Second, there are three other sushi restaurants in the immediate neighborhood of the subject establishment. Within 10 minutes is a fourth. Add five more minutes to that travel time and you pick up three more competitors. Is it just me or does deciding to open a sushi restaurant in the face of such stiff competition sound like a few pieces short of a bento box? It's not like we're talking about a gas station. Gas is a product that virtually everyone uses and consumes on a regular basis. Four gas stations could financially coexist in one busy town. Moreover, the demand for gas is what economists call "inelastic." This means its demand is relatively impervious to the price. You need gas to get to work, bring your children to school, go to the doctor, etc. It's not like you're going to blow off your mammogram if the price of gas doubles. But if Coke suddenly and grossly inflated its price, there are lots of other options to drink. The bottom line is, the ubiquitous and vital need for a product like gas allows for a multiplicity of sellers within a given geographical location.

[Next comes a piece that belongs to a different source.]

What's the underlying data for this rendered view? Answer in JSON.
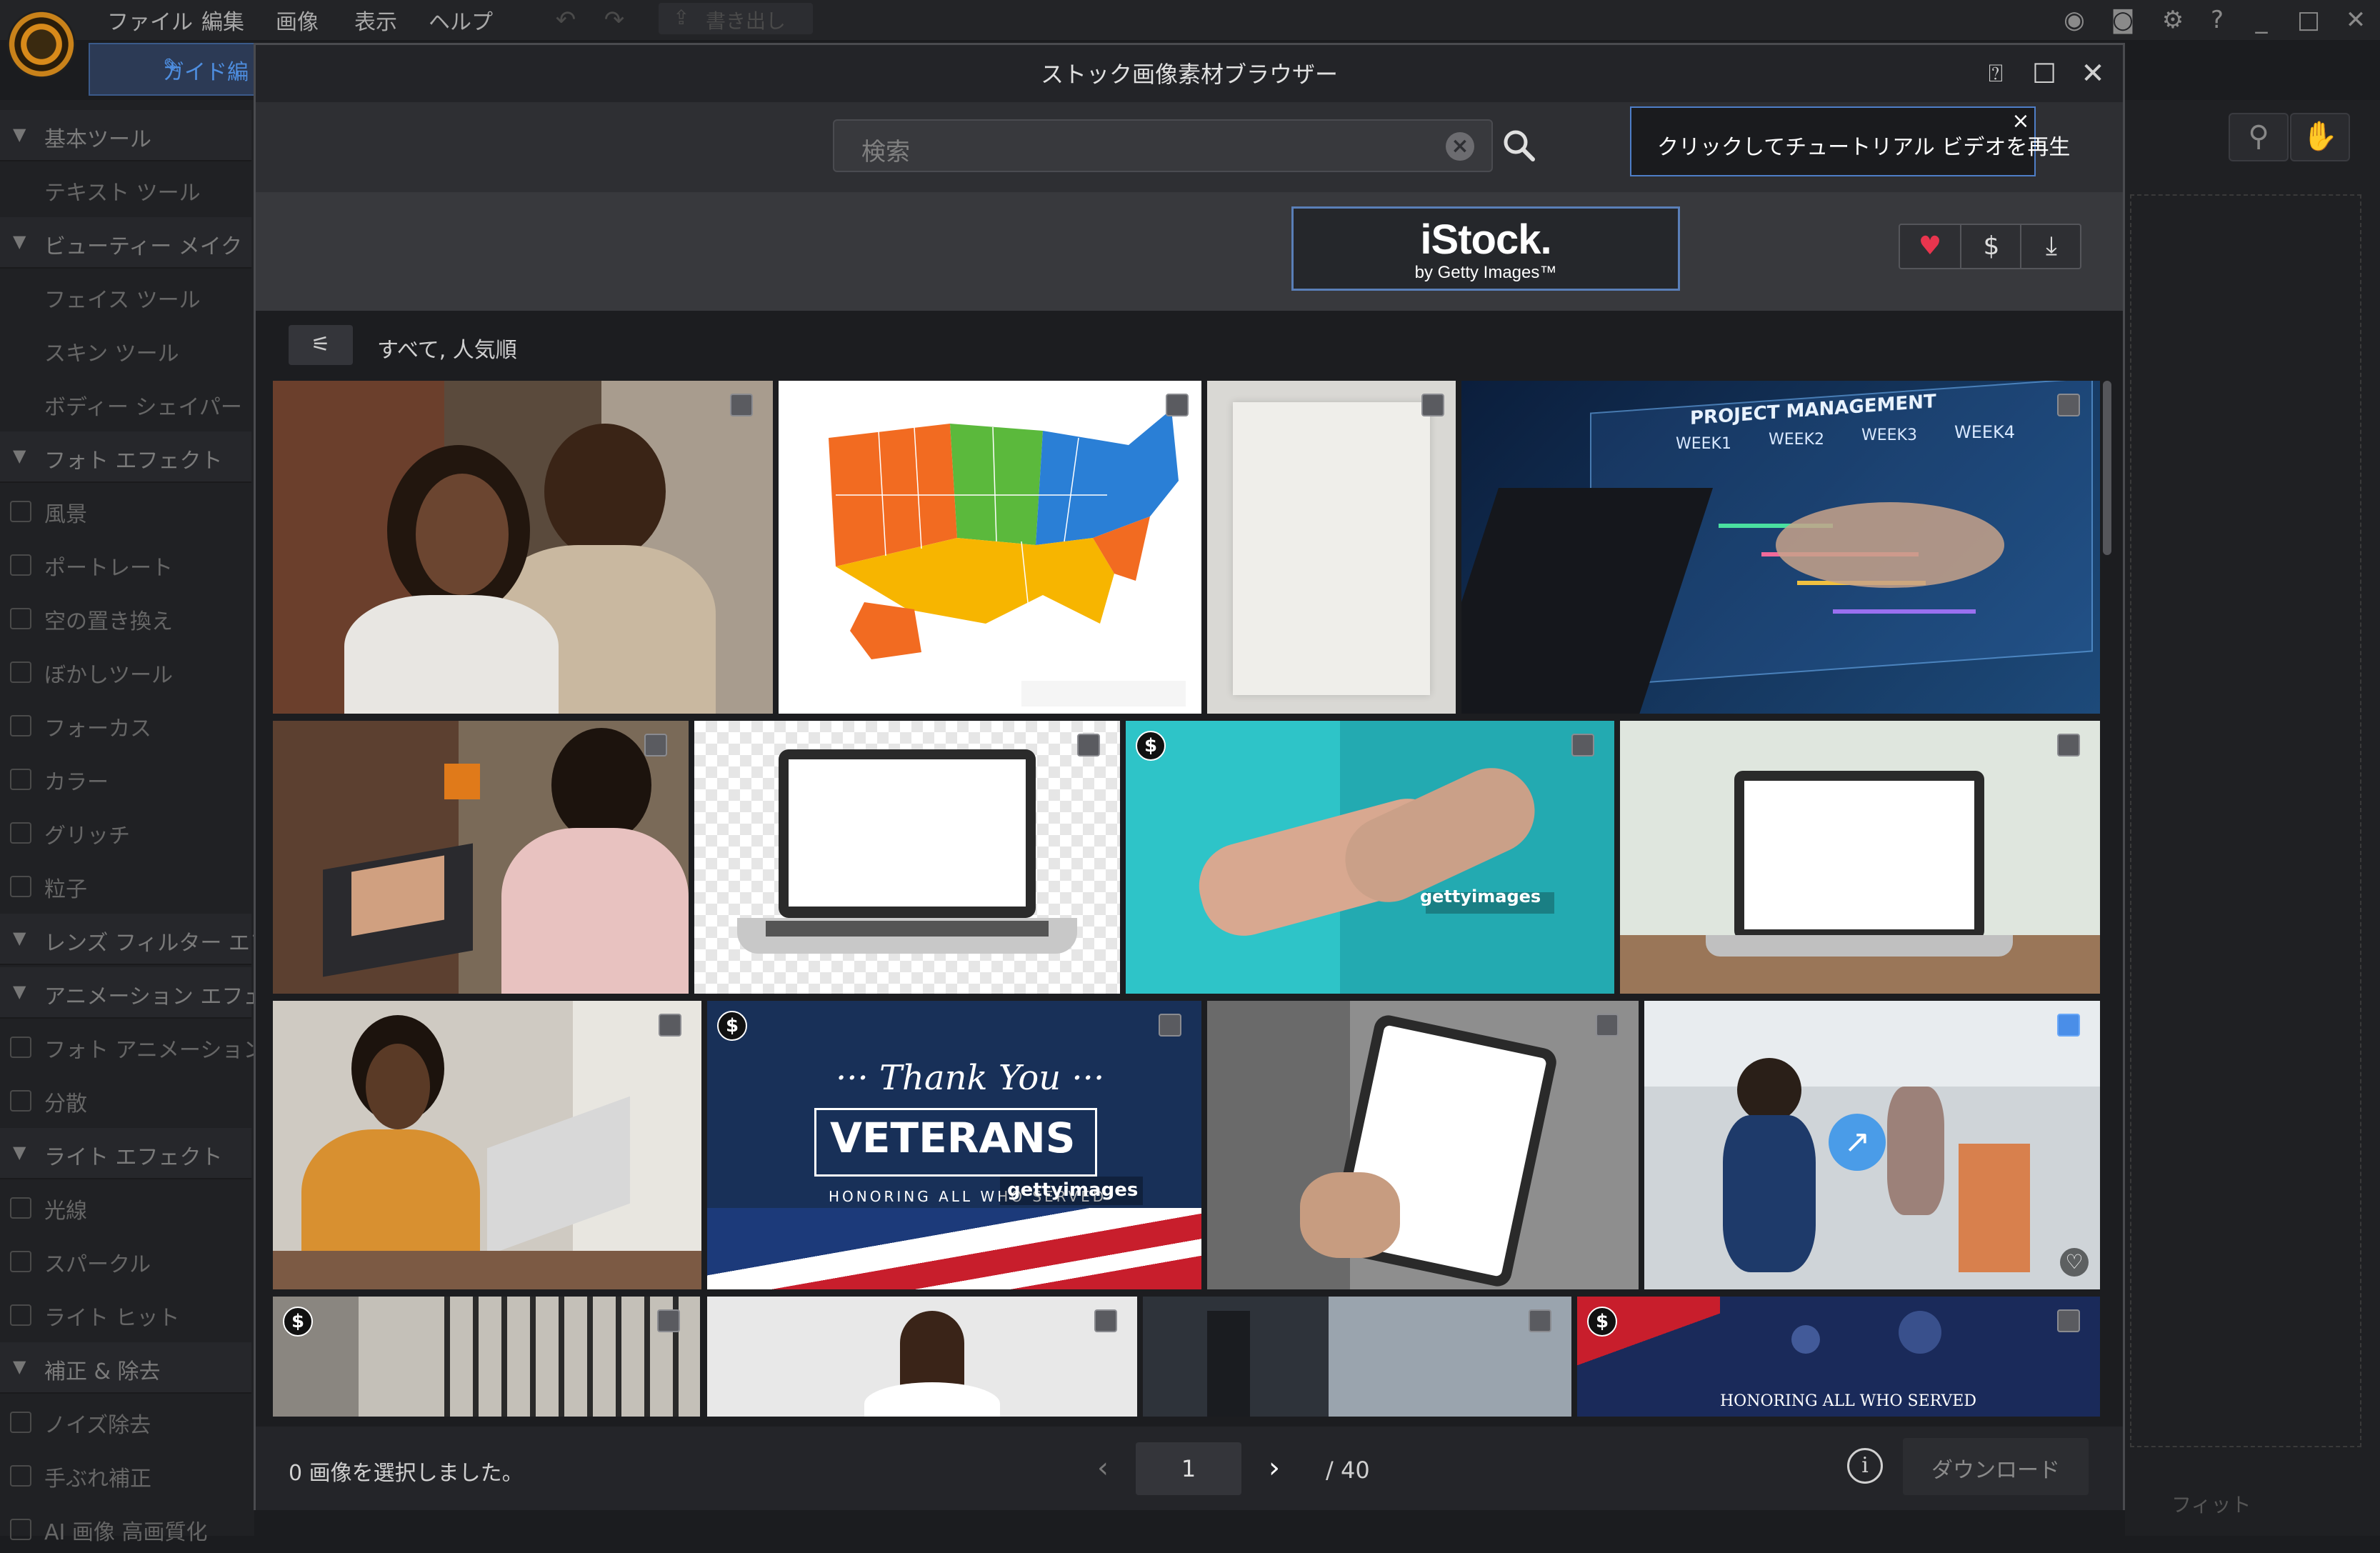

Returning to our dubious sushi restaurant, the need for sushi is not as essential or circumscribed as a product like gas. There's only one kind of fluid you can put in your car but there are innumerable forms of nourishment you can put in your mouth. Generic restaurants, for example a diner, have some, (not much but some), degree of immunity from competition since a diverse menu can appeal to basically everyone. But a restaurant serving a highly specific type of food, usually an ethnic restaurant, is far more susceptible to the presence of multiple rivals. Nearly anyone can go to a diner and find something that appeals to them. But not everyone eats sushi, or Thai, or Indian for that matter.
So the economy's the pits and Mr. Restaurateur decides to open a sushi restaurant surrounded by competition at a location with a deplorable track record for sushi restaurants. So far we're off to a good start for a recipe for disaster. Now for the coup de grāce. Ready for this? The portions were smaller than the average sushi restaurant and the prices were higher! This owner is certifiable. What is he thinking? How in the world can he divert customers away from his competitors with smaller portions and higher prices? The only possibility is quality and quite frankly, the food was just as good as any other decent sushi restaurant. Nothing we ate made it worth paying more for less. We'll see how long it takes for the 5th proprietor to come along.
I find the smaller portions to be even more distressing than the slightly higher prices. As consumers, we expect prices for most goods and services to rise over time. That's the nature of our economic reality. Certainly there are some products, like new technological gizmos, that are initially expensive but then decline in price as cheaper technology and/or additional producers come into the market. But overall, generally speaking, most products will cost more as time marches on.
Thus, as stated, we aren’t surprised that prices inflate as the years pass. But I think it's fair to say that we feel a sharper loss of value from receiving less of our desired commodity as opposed to a rise in its price. This sense of unfairness is compounded of course when both scenarios occur contemporaneously.
Some restaurants have decreased portion size, but have also lowered their prices, a strategy aimed at enticing people to maintain their restaurant patronage. The thinking is that it's better to reap a little less business than no business at all. This is not a new concept. This stratagem has been employed by eateries at lunchtime for ages. In an effort to capture some of the bringing-lunch-from-home crowd, many restaurants offer smaller and cheaper lunch portions of their dinner entrees. With today's economy, many establishments are employing this tactic in general. Some places now offer half portions, (and a concomitant lower price) of their entrees even at dinner. This approach has even spread to wine service as evidenced by more half bottles and wines by the glass being offered.
But to decrease portion size and raise prices just isn't prudent, especially when there's a recession AND strong competition. Today's cost-conscious customers need to feel that they are still receiving some value for their dollar. When consumers' cost to portion ratio becomes too out of proportion, they tend to go elsewhere. That’s when eateries begin experiencing their own disproportionate reality: a smaller piece of the restaurant business pie.